Vazgeçilmezimiz, kıymetlimiz, devredilmez en büyük servetimiz, yüzünün sıcaklığı ile gönüllerimizi ısıtan Cumhuriyetimiz yüz yaşında…
Cumhuriyet: Türk milleti için; demokrasi ile taçlanan, laiklik ile insana,“önce insanım, insan olarak yaratıldım”, demenin hazzını yaşatan devlet yönetimimizin adıdır.
Cumhuriyet: Türk milleti için; geçmişin karanlık yüzünden, baskıdan, insanın insana kulluğundan, haksızlıklardan, kanunsuzluklardan, adaletsizliklerden alınan derslerin ve tecrübelerin ışığında kazandığımız değerler manzumesidir.
Cumhuriyet, kimsesizlerin kimsesi olma özelliğiyle Türk milletinin yaradılışına, karakter ve geleneklerine en uygun yönetim biçimidir.
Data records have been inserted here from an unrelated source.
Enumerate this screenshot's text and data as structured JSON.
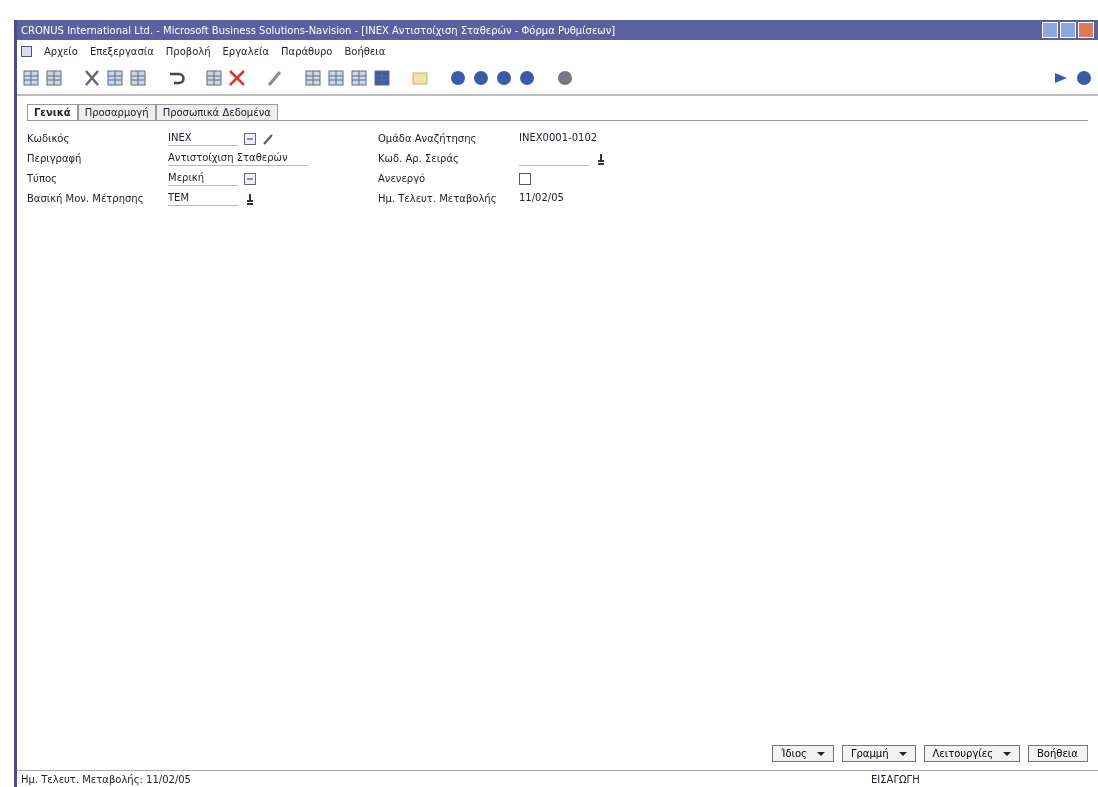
{
  "window": {
    "title": "CRONUS International Ltd. - Microsoft Business Solutions-Navision - [INEX Αντιστοίχιση Σταθερών - Φόρμα Ρυθμίσεων]"
  },
  "menu": [
    "Αρχείο",
    "Επεξεργασία",
    "Προβολή",
    "Εργαλεία",
    "Παράθυρο",
    "Βοήθεια"
  ],
  "tabs": [
    {
      "label": "Γενικά",
      "selected": true
    },
    {
      "label": "Προσαρμογή",
      "selected": false
    },
    {
      "label": "Προσωπικά Δεδομένα",
      "selected": false
    }
  ],
  "left_fields": [
    {
      "label": "Κωδικός",
      "value": "INEX",
      "kind": "lookup"
    },
    {
      "label": "Περιγραφή",
      "value": "Αντιστοίχιση Σταθερών",
      "kind": "text"
    },
    {
      "label": "Τύπος",
      "value": "Μερική",
      "kind": "option"
    },
    {
      "label": "Βασική Μον. Μέτρησης",
      "value": "ΤΕΜ",
      "kind": "select"
    }
  ],
  "right_fields": [
    {
      "label": "Ομάδα Αναζήτησης",
      "value": "INEX0001-0102",
      "kind": "plain"
    },
    {
      "label": "Κωδ. Αρ. Σειράς",
      "kind": "select"
    },
    {
      "label": "Ανενεργό",
      "checked": false,
      "kind": "checkbox"
    },
    {
      "label": "Ημ. Τελευτ. Μεταβολής",
      "value": "11/02/05",
      "kind": "plain"
    }
  ],
  "buttons": [
    {
      "label": "Ίδιος",
      "dropdown": true
    },
    {
      "label": "Γραμμή",
      "dropdown": true
    },
    {
      "label": "Λειτουργίες",
      "dropdown": true
    },
    {
      "label": "Βοήθεια",
      "dropdown": false
    }
  ],
  "status_bar": {
    "left": "Ημ. Τελευτ. Μεταβολής: 11/02/05",
    "middle": "ΕΙΣΑΓΩΓΗ"
  }
}
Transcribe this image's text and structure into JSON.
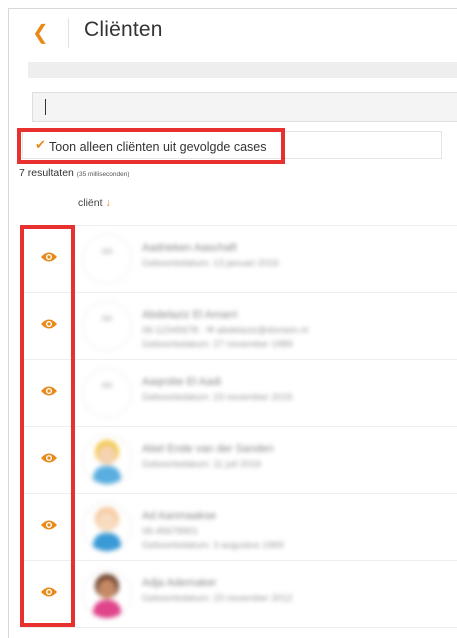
{
  "header": {
    "title": "Cliënten",
    "back_icon": "chevron-left-icon"
  },
  "search": {
    "value": ""
  },
  "filter": {
    "checked": true,
    "label": "Toon alleen cliënten uit gevolgde cases"
  },
  "results": {
    "count_text": "7 resultaten",
    "time_text": "(35 milliseconden)"
  },
  "table": {
    "column_header": "cliënt",
    "sort_indicator": "↓"
  },
  "clients": [
    {
      "initials": "AA",
      "name": "Aadrieken Aaschaft",
      "line1": "Geboortedatum: 13 januari 2016",
      "line2": "",
      "avatar": "initials"
    },
    {
      "initials": "AA",
      "name": "Abdelaziz El Amarri",
      "line1": "06-12345678  ·  ✉ abdelaziz@domein.nl",
      "line2": "Geboortedatum: 27 november 1989",
      "avatar": "initials"
    },
    {
      "initials": "AA",
      "name": "Aaqrobe El Aadi",
      "line1": "Geboortedatum: 23 november 2015",
      "line2": "",
      "avatar": "initials"
    },
    {
      "initials": "",
      "name": "Abel Ende van der Sanden",
      "line1": "Geboortedatum: 11 juli 2016",
      "line2": "",
      "avatar": "photo-blonde"
    },
    {
      "initials": "",
      "name": "Ad Aanmaakse",
      "line1": "06-45678901",
      "line2": "Geboortedatum: 3 augustus 1969",
      "avatar": "photo-light"
    },
    {
      "initials": "",
      "name": "Adja Ademaker",
      "line1": "Geboortedatum: 23 november 2012",
      "line2": "",
      "avatar": "photo-dark"
    }
  ],
  "colors": {
    "accent": "#e88a1a",
    "highlight": "#e8312f"
  }
}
Cumhuriyet: Türk milleti için; tek kişi yönetimine; krallığa, imparatorluğa, padişahlığa kısaca monarşi ve oligarşiye set çeken bütün gücünü halktan alan milli egemenliğin karşısında hiçbir kuvvetin olamayacağını beyinlere ve yüreklere nakşeden bir yönetimin adıdır.
Cumhuriyet: Türk milleti için aklın ve bilimin ışığında yeniliğe, gelişmeye, çağdaşlaşmaya giden yoldur.
Cumhuriyet; Türk milleti için; temel hak ve özgürlüklerinin teminatıdır. Bu yönetim biçimi ile halk kendisini yönetecek kişileri belli süreler için seçer. Seçtiği kişiler, milletin oyları ile yürürlüğe giren anayasa çerçevesinde devleti yönetirler. Demokratik, şeffaf, adil bir biçimde yapılan seçimler cumhuriyet yönetimin olmazsa olmazıdır.
Cumhuriyet: Türk milleti için; aynı zamanda fırsat eşitliği ve sosyal adalet demektir. Bu yönü ile cumhuriyet, bütün vatandaşların sosyal güvenlik, sağlık, eğitim gibi konularda eşit olmasını sağlar.
Cumhuriyet: Fikri hür, vicdanı hür, irfanı hür insanlar yetiştirir. Hiçbir güç Türk milletini sahip olduğu en büyük değer olan Cumhuriyet yönetiminden koparmaz, ayıramaz. Türk milletinin kanıyla, canıyla kazandığı bu topraklarda yaşayan her fert, cumhuriyetin şemsiyesi altındadır. Dokusu, “Demokratik, Laik ve Sosyal Hukuk Devleti” olan Cumhuriyet, kolay kazanılmamıştır. Temelinde parçalanmış, yıkılmış, işgal edilmiş bir devletin küllerinden doğmuştur. Cumhuriyetin temellerinde Osmanlı devletinin küllerinin arasındaki kıvılcımların tutuşturduğu yüreklerin dirilişi, hayat buluşu, yeniden ayağa kalkışı, şahlanışı vardır. Bir yandan emperyalist güçlere karşı savaş verilirken diğer yandan da insanın insana köleliğine son veren büyük ve kutlu yürüyüşün adıdır cumhuriyet. Cumhuriyette, Mehmet Akif Ersoy’un veciz ifadesi ile “tek dişi kalmış canavarın” çelik zırhlarına karşı iman dolu göğüslerin gerilmesidir. Cumhuriyetin temellerinde; vatanını, bayrağını, bağımsızlığını her şeyden üstün olarak görenlerin canları, kanları vardır. Cumhuriyette; azim vardır, kararlılık vardır, ilim vardır ve de çok çalışma vardır. Cumhuriyet yönetiminin temelinde kol kola, omuz omuza, sırt sırta vermenin nelerin başaracağının mesajı vardır. Cumhuriyette birlik, beraberlik, kardeşlikle yüreklerin toplu olarak atması vardır. Türkiye Cumhuriyetinin temellerinde bugün üzerinde hür ve bağımsız olarak yaşadığımız cennet ülkeyi sevme, koruma, imar etme, kalkındırma vardır. Türkiye’mizin kurtuluş ve kuruluşunda canlarını ortaya koyan Kurtuluş Savaşı kahramanlarımızın Atatürk ve silah arkadaşlarının emeği, alın teri vardır.
Cumhuriyeti anlamak için Sevr ile Türk milletine biçilen kefeni görmek gerekir. İşgal altındaki topraklardan aydınlık ufuklara kanat açmanın anlamı o zaman ortaya çıkar.
Şükürler olsun ki bugün Cumhuriyet’imiz 100 yaşında...
Gururla, daha nice yüz yıllara… Yaşasın Cumhuriyet!